Если не совру, двадцать кинофильмов. Далеко не все хорошие. При этом наши друзья-японцы не слишком ценили Куросаву. Они говорили, что он режиссер для европейцев, для них он снимает и показывает Японию не такой, как она есть на самом деле, а так, как привыкли о ней думать сами европейцы.
Настоящим великим японским режиссером — для самих японцев они называли Кэндзи Мидзогути, и тут их мнение поразительно сошлось с мнением Елены Дмитриевны Смирновой.
В Пушкинский музей изобразительного искусства мы ходили первые три года каждый месяц, для студентов билеты были дешевыми. И, приезжая в Ленинград, никогда не пропускали Эрмитаж. Иногда приезжали-то всего на три дня, а ходили туда два раза.
Эрнст Неизвестный
Зиновьев водил нас на Сретенку в мастерскую Неизвестного, ту самую, которая запирается на проволочку, как было сказано в стихотворении «Лейтенант Неизвестный Эрнст» Андрея Вознесенского.
Без всяких сомнений, это гений номер три в моей личной коллекции гениев.
Эти два гения, Зиновьев и Неизвестный, учились вместе на философском факультете[40].
Мне очень понравилось… (Это слабо, будто я — дамочка. Вместе с напряженностью его непрерывной речи это меня потрясло.) Он сравнивал себя с Микеланджело, с Роденом, в свою пользу, конечно, какое мне до этого дело.

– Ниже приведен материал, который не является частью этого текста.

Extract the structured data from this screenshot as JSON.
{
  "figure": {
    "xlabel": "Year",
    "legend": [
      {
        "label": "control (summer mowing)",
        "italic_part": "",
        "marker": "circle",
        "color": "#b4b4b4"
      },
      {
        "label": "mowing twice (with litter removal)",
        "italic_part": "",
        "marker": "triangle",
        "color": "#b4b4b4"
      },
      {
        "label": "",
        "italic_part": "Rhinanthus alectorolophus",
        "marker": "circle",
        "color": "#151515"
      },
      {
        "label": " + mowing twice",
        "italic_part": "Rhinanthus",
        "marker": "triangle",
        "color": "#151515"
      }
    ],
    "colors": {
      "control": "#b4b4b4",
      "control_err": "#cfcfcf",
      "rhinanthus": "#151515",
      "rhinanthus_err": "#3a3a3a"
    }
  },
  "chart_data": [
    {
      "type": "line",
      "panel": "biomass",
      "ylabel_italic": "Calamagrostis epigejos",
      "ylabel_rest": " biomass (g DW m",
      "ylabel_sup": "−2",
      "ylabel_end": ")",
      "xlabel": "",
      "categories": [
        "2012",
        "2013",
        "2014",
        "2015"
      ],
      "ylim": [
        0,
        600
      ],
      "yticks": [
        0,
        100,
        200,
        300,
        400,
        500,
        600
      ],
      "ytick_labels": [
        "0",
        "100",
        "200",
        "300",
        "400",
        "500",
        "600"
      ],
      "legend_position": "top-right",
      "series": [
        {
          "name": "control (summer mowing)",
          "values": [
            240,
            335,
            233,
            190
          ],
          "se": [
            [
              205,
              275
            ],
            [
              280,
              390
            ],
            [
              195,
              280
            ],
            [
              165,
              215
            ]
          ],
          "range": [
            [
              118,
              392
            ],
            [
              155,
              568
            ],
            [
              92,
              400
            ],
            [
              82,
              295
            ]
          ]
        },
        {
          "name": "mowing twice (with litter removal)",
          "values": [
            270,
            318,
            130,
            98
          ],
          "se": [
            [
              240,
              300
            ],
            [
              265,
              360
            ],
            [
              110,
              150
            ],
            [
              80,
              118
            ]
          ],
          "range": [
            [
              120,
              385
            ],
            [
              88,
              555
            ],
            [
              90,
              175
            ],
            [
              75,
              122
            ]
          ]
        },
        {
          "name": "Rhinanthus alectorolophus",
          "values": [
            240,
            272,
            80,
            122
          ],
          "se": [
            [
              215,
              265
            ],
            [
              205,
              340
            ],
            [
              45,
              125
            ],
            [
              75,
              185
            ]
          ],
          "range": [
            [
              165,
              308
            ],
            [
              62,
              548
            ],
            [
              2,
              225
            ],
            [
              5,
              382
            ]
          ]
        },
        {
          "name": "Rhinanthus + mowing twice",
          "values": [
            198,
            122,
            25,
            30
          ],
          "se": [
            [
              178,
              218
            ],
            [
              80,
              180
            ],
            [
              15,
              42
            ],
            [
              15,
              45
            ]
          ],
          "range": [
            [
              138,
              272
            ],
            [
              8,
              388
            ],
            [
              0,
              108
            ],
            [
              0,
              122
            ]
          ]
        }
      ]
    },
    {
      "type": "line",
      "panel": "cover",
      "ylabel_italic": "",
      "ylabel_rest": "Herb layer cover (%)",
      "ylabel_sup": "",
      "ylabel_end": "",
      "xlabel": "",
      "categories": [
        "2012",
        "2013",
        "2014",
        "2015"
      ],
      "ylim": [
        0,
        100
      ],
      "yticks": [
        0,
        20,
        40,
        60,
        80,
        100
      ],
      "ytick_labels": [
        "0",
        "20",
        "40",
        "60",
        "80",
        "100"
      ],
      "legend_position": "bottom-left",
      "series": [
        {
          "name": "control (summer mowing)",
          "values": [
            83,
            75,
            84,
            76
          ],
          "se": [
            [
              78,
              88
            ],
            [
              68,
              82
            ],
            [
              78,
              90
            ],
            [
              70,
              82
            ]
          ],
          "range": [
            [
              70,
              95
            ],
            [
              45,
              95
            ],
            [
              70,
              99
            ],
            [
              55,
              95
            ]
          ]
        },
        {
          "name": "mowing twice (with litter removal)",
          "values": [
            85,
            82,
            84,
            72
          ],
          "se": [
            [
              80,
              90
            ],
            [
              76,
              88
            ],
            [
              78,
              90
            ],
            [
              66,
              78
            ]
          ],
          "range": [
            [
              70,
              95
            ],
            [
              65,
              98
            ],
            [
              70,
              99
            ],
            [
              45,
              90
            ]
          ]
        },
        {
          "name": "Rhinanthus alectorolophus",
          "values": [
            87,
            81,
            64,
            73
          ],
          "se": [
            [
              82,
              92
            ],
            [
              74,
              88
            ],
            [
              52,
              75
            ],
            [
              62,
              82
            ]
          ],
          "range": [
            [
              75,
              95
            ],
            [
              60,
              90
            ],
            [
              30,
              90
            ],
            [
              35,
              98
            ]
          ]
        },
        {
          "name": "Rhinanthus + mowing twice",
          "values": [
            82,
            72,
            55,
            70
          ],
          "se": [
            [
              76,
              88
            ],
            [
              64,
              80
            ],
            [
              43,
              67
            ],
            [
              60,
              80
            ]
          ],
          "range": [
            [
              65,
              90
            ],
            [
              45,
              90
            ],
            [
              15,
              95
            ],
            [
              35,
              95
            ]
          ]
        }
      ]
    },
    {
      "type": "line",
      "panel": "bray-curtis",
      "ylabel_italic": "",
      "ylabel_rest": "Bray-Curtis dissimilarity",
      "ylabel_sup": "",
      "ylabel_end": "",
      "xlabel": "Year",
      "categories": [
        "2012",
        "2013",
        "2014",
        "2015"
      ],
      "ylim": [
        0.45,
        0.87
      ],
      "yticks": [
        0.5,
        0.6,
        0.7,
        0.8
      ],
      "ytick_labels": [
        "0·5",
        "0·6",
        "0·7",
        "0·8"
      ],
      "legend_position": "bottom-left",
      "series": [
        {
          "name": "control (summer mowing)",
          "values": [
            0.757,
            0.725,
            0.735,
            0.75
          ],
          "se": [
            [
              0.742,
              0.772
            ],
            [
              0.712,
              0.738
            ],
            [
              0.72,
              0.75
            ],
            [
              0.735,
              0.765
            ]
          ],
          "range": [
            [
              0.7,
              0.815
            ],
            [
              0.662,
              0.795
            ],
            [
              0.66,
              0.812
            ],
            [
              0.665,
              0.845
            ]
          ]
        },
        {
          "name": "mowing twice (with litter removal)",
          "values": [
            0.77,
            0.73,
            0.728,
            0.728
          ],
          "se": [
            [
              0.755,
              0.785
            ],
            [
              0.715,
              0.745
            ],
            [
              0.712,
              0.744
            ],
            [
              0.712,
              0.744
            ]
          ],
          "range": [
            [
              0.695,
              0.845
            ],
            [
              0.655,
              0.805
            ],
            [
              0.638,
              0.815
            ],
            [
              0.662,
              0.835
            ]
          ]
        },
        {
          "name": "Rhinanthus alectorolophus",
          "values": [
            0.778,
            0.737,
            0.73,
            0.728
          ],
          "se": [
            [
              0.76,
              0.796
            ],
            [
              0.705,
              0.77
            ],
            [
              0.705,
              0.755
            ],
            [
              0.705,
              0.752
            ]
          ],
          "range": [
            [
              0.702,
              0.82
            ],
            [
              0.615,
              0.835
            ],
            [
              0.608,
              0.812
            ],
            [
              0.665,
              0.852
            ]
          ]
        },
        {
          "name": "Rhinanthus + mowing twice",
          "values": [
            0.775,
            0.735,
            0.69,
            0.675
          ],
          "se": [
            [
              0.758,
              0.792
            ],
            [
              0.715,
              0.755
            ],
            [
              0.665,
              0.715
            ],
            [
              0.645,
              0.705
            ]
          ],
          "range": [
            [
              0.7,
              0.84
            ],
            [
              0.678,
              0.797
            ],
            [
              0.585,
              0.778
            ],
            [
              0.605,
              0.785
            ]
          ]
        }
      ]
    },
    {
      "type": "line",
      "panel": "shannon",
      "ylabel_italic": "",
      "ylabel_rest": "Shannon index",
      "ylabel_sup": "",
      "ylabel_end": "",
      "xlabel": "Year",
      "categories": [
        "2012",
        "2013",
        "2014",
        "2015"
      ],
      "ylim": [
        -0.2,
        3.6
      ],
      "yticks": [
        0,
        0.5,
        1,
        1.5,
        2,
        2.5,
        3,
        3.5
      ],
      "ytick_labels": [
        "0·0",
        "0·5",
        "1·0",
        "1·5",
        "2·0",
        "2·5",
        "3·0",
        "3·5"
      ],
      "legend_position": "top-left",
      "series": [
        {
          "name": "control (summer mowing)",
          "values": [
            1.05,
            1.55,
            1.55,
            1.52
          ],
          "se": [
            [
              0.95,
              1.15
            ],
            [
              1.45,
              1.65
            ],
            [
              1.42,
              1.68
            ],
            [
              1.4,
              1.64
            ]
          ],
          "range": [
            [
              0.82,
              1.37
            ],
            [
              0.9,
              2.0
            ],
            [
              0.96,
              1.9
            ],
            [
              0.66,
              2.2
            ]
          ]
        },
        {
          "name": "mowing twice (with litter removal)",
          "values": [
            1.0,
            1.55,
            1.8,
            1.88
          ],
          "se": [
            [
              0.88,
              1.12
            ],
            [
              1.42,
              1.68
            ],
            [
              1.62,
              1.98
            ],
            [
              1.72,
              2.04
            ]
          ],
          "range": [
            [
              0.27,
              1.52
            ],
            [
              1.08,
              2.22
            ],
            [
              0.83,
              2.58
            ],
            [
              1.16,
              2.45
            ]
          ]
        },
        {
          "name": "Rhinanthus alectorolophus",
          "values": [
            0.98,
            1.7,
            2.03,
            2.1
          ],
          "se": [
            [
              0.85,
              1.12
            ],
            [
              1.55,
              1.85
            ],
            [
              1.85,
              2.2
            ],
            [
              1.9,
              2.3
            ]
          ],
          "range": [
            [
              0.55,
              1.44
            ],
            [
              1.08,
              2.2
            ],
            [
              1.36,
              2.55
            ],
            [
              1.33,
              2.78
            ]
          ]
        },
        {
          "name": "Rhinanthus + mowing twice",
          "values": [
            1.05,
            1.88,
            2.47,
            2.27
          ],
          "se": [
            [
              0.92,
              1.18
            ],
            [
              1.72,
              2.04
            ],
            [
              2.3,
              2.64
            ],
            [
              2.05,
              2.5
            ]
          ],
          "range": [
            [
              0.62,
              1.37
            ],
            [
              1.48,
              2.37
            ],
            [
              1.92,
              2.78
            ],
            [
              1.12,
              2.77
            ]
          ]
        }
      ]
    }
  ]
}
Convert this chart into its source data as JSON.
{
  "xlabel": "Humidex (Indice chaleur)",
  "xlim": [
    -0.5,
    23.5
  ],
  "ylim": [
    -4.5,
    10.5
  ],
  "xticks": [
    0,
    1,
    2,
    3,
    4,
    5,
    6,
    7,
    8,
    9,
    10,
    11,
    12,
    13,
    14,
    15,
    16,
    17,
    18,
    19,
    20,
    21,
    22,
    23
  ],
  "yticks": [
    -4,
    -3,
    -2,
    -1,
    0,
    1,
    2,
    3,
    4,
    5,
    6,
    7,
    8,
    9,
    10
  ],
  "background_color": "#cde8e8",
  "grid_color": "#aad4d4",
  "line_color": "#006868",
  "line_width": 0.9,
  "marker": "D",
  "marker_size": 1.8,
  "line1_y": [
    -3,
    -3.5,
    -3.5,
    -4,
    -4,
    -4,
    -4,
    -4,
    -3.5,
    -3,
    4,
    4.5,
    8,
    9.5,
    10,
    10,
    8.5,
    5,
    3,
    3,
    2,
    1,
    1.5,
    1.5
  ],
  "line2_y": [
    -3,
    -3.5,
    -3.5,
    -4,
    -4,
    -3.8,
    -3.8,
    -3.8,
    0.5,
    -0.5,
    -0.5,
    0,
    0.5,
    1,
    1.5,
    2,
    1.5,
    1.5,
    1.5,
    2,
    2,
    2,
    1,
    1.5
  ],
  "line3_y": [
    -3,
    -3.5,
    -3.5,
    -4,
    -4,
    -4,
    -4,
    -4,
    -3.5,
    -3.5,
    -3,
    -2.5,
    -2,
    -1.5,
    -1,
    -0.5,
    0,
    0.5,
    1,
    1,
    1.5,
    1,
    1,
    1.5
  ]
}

Но то, что он задумал, мне было понятно, казалось грандиозно, и исполнение часто было под стать замыслу. Отнюдь не все отскочившие от липа глаза и уши на его скульптурах меня потрясли, многое показалось лишним, не тронули меня и именно те его работы, из-за которых так разорался Хрущев на выставке в Манеже. Однако само понятие скульптор-градостроитель, огромность его планов и вот это «чем дырее дыра, тем рукее рука», но особенно распятья, десятки распятий: Дева с Младенцем в раскрестье, крест, изнутри протыкающий, пронизывающий во все стороны пляшущего Христа, как бы это выразиться… потрясли.